O mercado de beleza está sempre em busca de ingredientes inovadores que prometem rejuvenescer, hidratar e transformar a pele. Mas nos últimos anos, uma nova leva de insumos tem chamado a atenção não apenas por seus supostos efeitos, mas também pelo inusitado de sua origem. Gordura bovina, óleo de ema, esperma de salmão e até secreções de caracol são alguns dos ativos que vêm surgindo em fórmulas de cosméticos e tratamentos estéticos. A seguir, explicamos cada um deles, como são usados e se realmente funcionam.

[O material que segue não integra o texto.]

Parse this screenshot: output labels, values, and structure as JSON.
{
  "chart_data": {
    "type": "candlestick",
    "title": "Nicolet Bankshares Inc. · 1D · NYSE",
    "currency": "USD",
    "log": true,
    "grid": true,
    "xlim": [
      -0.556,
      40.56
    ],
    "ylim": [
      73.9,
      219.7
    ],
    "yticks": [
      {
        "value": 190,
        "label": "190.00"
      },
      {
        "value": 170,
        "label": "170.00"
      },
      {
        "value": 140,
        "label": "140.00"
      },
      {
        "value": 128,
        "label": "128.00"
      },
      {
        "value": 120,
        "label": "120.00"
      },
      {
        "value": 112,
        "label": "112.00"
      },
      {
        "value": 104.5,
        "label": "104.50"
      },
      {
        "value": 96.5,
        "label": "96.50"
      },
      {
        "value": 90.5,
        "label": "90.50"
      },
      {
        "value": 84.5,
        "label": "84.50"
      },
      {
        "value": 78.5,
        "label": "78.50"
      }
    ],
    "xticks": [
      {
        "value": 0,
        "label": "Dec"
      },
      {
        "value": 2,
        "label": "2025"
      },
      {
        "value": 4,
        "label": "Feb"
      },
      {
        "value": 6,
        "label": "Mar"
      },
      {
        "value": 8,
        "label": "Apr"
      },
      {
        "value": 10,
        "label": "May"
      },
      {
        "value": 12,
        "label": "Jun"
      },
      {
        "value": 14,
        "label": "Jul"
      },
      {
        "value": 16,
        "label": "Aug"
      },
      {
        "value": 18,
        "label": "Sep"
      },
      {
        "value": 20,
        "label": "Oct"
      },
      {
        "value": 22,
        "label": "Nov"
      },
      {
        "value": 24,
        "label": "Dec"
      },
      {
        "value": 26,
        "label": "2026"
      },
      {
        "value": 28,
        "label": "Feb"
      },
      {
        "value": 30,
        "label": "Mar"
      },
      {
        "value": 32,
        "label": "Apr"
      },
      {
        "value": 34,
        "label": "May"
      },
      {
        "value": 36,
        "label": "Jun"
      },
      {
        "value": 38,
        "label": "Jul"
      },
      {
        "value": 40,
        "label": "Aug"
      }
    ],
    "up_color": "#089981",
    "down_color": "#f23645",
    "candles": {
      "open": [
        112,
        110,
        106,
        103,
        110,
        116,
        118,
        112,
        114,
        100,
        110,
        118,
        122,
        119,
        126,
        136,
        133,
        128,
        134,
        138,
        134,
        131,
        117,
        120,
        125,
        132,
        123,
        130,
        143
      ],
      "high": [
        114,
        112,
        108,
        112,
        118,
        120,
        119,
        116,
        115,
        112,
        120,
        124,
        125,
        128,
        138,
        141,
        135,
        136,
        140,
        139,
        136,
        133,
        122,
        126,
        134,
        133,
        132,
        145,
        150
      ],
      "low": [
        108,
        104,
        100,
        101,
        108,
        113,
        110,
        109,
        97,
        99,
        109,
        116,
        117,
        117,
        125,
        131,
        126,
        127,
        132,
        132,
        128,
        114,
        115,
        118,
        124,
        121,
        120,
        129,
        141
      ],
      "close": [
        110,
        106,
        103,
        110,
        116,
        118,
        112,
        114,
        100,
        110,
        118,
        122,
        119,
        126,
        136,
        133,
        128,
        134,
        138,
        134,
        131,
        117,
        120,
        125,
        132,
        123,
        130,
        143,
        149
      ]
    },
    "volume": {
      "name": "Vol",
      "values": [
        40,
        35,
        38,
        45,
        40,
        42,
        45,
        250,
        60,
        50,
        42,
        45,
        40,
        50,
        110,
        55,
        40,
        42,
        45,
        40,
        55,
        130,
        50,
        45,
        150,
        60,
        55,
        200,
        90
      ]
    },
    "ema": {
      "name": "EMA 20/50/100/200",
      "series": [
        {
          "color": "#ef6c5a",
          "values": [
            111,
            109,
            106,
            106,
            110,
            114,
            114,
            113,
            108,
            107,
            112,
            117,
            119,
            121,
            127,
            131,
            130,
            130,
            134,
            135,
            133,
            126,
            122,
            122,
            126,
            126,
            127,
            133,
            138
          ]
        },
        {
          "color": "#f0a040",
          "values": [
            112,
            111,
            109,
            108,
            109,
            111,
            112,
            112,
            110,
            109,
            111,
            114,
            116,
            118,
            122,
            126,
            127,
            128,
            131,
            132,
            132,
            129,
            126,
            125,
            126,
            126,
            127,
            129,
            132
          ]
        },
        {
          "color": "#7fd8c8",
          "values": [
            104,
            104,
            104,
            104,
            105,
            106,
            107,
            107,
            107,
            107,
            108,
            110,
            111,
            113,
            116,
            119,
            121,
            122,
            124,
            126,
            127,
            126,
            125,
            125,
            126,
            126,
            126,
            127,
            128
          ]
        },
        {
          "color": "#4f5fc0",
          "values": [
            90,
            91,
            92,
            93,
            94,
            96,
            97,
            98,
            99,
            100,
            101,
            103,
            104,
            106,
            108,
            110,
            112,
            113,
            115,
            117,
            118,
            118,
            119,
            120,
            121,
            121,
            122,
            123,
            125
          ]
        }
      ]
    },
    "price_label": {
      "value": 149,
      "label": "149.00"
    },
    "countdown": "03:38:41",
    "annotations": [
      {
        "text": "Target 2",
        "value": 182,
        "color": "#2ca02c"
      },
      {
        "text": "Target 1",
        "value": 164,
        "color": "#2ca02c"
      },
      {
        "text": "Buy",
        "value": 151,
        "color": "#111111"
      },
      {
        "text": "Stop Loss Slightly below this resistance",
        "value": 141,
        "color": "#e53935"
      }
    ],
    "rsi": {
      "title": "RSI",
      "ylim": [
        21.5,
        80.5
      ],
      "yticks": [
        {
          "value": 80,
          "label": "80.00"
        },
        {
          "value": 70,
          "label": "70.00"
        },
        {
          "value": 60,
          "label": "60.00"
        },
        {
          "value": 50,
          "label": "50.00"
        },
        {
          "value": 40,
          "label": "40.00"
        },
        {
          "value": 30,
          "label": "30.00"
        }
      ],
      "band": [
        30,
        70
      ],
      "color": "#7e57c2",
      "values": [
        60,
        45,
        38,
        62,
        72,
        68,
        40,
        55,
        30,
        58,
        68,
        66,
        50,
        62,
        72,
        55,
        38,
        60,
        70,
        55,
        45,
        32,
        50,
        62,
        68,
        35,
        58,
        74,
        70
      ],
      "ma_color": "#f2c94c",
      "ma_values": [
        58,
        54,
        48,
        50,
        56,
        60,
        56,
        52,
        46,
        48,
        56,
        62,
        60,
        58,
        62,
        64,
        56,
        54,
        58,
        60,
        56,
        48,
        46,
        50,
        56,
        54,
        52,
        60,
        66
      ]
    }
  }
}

Gordura bovina (sebo bovino)
Muito usada em pomadas e cosméticos mais densos, a gordura bovina tem sido resgatada por marcas de skincare mais rústicas ou que apostam em ingredientes naturais e reaproveitamento de subprodutos da pecuária. Rica em ácidos graxos como o ácido esteárico e oleico, ela ajuda a restaurar a barreira lipídica da pele, principalmente em peles secas e sensíveis.
Funciona? Sim, desde que purificada e usada em concentrações seguras. Seu perfil lipídico é similar ao do sebo humano, o que facilita a absorção. No entanto, pode não ser ideal para peles oleosas ou acneicas.
Óleo de ema
Extraído da gordura do pássaro ema, típico da América do Sul, esse óleo é conhecido por sua alta capacidade de penetração e por ser rico em ômegas 3, 6 e 9. Tradicionalmente usado por povos indígenas, ele vem ganhando espaço em linhas de produtos anti-inflamatórios e cicatrizantes.
Funciona? Estudos mostram que o óleo de ema tem propriedades anti-inflamatórias, antimicrobianas e regeneradoras, sendo útil no tratamento de queimaduras, psoríase e até feridas. Mas seu uso envolve questões éticas e ambientais, o que tem gerado críticas à sua comercialização.
Esperma de salmão
Na verdade, o que é aproveitado são os DNA extraídos das células espermáticas de salmão (ou “DNA de esperma de salmão”), ricos em nucleotídeos e fosfatos, com alto poder antioxidante e de regeneração celular. Esse ativo virou tendência no K-beauty, a indústria coreana de beleza, principalmente em máscaras e séruns rejuvenescedores.
Funciona? Há evidências de que o DNA de esperma de salmão pode ajudar na regeneração celular e aumentar a elasticidade da pele, mas os resultados ainda são limitados a estudos iniciais e observações clínicas. A textura dos produtos costuma ser leve e de rápida absorção.
Muco de caracol
Embora já mais conhecido, o muco de caracol ainda causa estranhamento. Ele é coletado de forma controlada e usado por ser rico em alantoína, colágeno, elastina e ácido glicólico, com alto poder cicatrizante e regenerador.
Funciona? Sim. Há diversas pesquisas que demonstram seu potencial na regeneração da pele, redução de cicatrizes e melhora da textura cutânea. É amplamente usado em cosméticos coreanos e já foi incorporado a marcas ocidentais.
Veneno de abelha
Também chamado de “botox natural”, o veneno de abelha é usado em cremes e máscaras com a promessa de suavizar linhas de expressão. Ele provoca uma leve reação inflamatória que estimula a produção de colágeno e elastina.
Funciona? Em peles não alérgicas, pode ter um efeito tensor discreto. No entanto, seu uso deve ser cauteloso, principalmente por pessoas sensíveis ou alérgicas a picadas de insetos.
A beleza tem flertado com a ousadia ao incorporar ingredientes nada convencionais em suas fórmulas. Embora muitos desses insumos tenham respaldo científico ou histórico de uso tradicional, é essencial que sejam usados com responsabilidade, tanto do ponto de vista dermatológico quanto ético e ambiental. Mais do que ingredientes exóticos, o que garante o sucesso de um cosmético é a formulação bem elaborada, com estudos que comprovem sua eficácia — e, claro, o respeito à diversidade e à sustentabilidade.